I think Carrey's comedy is distinct and the reason his films have become more well-received over the years is because he has invented a certain area of modern-day comedy and thrived in that cubby hole for quite some time. I believe that humor is not existent; it is invented. Different forms of humor come and go. Right now, Adam Sandler and Jim Carrey are two of the highest-paid comedians the world, and yet in fifty years, where will they be?
Comedy is constantly changing. Humor is invented and re-invented to the point that what was once funny no longer is. That is why so many comedies from various eras of American history seem so outdated by today's standards. We are living in a world of Jim Carreys, Adam Sandlers, and Mike Myers. Although they still receive jobs, Steve Martin, Eddie Murphy, Bill Murray, and especially Dan Aykroyd -- some of the most popular comedians of the '80s -- have found themselves all stuck in ruts, filming kiddie movies for Disney and -- some of them (especially Murray and Aykroyd) -- departing comedy to pursue more serious careers in an area of film that will never become outdated: drama (for Murray, it is "Lost in Translation"; Aykroyd is less lucky with projects such as "Pearl Harbor," which might as well be classified as comedy).
The movie was directed by Ben Stiller, who carefully balances the neurotic against the sweet.
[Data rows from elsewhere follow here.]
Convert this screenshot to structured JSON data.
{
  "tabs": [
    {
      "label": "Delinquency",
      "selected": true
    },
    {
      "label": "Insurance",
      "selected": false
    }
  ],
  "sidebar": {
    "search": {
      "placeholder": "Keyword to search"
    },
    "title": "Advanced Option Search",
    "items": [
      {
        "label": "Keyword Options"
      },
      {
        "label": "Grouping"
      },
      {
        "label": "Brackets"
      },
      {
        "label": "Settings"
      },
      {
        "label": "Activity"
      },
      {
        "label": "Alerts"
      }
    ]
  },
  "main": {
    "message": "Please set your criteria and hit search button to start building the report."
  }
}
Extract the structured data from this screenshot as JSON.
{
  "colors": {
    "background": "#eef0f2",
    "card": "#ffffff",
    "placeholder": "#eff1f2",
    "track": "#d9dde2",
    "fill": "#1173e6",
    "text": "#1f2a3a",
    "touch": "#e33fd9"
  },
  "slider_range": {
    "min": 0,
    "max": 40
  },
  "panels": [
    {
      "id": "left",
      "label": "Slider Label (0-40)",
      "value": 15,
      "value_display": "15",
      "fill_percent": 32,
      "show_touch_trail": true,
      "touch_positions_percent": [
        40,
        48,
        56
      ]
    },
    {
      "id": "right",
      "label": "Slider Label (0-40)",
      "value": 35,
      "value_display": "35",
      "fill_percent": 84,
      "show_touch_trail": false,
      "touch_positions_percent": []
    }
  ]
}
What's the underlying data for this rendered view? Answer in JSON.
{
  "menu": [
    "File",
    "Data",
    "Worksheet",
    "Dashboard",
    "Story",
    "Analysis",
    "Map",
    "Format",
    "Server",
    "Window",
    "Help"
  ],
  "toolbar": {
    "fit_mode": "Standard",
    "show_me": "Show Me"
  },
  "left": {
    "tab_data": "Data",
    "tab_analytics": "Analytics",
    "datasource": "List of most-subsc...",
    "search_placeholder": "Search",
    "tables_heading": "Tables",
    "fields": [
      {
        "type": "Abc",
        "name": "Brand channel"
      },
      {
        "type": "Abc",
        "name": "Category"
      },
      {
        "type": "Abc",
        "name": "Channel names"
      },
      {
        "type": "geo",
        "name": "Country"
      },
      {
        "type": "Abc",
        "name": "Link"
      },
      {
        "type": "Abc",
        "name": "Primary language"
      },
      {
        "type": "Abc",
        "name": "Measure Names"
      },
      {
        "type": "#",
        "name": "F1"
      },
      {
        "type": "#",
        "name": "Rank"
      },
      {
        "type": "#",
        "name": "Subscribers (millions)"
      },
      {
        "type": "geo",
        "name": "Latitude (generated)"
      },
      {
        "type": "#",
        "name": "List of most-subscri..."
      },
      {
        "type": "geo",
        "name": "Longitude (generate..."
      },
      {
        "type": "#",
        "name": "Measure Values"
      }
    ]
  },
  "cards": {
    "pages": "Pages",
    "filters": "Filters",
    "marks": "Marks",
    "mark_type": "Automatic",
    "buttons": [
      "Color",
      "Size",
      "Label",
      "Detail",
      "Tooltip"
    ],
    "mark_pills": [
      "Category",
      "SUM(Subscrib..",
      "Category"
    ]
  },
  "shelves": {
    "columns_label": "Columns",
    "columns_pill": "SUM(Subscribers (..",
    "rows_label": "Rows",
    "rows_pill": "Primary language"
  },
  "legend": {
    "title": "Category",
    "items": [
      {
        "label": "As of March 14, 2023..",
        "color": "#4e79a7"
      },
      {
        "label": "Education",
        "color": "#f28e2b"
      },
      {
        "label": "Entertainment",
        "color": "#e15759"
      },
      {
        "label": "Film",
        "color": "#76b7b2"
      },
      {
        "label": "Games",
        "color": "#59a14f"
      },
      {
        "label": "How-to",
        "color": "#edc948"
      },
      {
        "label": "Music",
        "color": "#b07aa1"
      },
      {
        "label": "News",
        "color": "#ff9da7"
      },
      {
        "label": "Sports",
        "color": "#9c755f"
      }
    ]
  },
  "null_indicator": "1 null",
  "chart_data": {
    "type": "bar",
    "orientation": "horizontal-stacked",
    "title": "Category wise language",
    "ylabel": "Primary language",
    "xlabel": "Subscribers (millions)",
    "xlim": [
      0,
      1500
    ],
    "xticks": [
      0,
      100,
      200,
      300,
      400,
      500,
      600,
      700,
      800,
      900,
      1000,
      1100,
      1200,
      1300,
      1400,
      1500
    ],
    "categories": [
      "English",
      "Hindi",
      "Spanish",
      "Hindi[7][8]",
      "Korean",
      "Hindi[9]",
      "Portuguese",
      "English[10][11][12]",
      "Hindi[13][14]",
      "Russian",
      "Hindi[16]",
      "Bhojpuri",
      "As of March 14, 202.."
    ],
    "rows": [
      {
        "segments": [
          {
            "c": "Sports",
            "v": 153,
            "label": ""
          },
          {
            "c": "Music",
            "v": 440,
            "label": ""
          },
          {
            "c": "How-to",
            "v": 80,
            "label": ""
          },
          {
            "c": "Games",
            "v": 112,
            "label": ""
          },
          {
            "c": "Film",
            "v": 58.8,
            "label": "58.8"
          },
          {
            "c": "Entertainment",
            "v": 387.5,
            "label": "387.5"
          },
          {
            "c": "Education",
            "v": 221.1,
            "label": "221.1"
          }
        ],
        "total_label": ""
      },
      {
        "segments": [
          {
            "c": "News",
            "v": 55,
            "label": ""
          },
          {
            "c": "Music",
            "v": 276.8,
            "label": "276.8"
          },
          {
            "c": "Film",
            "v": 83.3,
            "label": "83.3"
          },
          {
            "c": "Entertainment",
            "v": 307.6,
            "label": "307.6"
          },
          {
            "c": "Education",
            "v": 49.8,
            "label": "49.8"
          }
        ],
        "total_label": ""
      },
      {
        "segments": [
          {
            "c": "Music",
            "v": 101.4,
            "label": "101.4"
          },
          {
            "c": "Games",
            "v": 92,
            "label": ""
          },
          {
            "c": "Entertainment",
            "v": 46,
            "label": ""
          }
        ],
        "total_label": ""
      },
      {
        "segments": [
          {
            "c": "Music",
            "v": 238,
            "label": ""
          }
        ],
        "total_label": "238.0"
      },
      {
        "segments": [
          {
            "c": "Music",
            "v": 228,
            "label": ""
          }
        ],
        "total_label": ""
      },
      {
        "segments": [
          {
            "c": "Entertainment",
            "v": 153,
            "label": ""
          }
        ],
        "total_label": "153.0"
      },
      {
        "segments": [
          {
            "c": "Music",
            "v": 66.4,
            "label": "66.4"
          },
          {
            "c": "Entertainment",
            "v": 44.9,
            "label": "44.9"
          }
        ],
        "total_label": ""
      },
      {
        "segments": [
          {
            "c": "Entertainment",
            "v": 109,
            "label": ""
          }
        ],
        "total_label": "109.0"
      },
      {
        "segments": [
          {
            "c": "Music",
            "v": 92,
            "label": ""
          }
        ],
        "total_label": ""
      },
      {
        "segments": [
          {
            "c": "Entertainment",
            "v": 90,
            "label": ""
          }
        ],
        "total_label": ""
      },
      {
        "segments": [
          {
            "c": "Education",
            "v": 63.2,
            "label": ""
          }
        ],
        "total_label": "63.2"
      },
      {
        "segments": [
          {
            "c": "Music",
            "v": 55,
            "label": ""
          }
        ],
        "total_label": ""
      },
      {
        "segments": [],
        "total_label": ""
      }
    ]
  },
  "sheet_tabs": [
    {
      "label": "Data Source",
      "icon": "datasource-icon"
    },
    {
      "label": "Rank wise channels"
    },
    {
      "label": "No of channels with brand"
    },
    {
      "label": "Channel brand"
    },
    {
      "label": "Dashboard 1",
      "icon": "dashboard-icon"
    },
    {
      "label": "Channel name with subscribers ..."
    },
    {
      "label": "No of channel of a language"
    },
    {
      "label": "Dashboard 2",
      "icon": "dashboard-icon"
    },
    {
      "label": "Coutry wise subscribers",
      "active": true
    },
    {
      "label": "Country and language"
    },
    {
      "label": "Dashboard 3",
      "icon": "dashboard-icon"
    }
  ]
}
The movie has its fair share of cameos, and in a great sequence Owen Wilson stars as a confident jerk who takes out Steven's girlfriend on a date. The Cable Guy finds out and, thinking he's doing Steven a favor, assaults Wilson in the bathroom of a fancy restaurant.
Perhaps the reason so many critics disliked "The Cable Guy" when it was released in 1996 was because they found themselves relating to Carrey's character. Maybe not. All I know is that it is one of the most daring and surprising comedies of the '90s -- not especially great but very unique and entertaining. I relate to its main character because we both love movies. My obsession is much calmer than Chip's. But the film does have a good eye for spotting good areas of satire. Yes, it's often rather dark and absurd. But isn't that the point?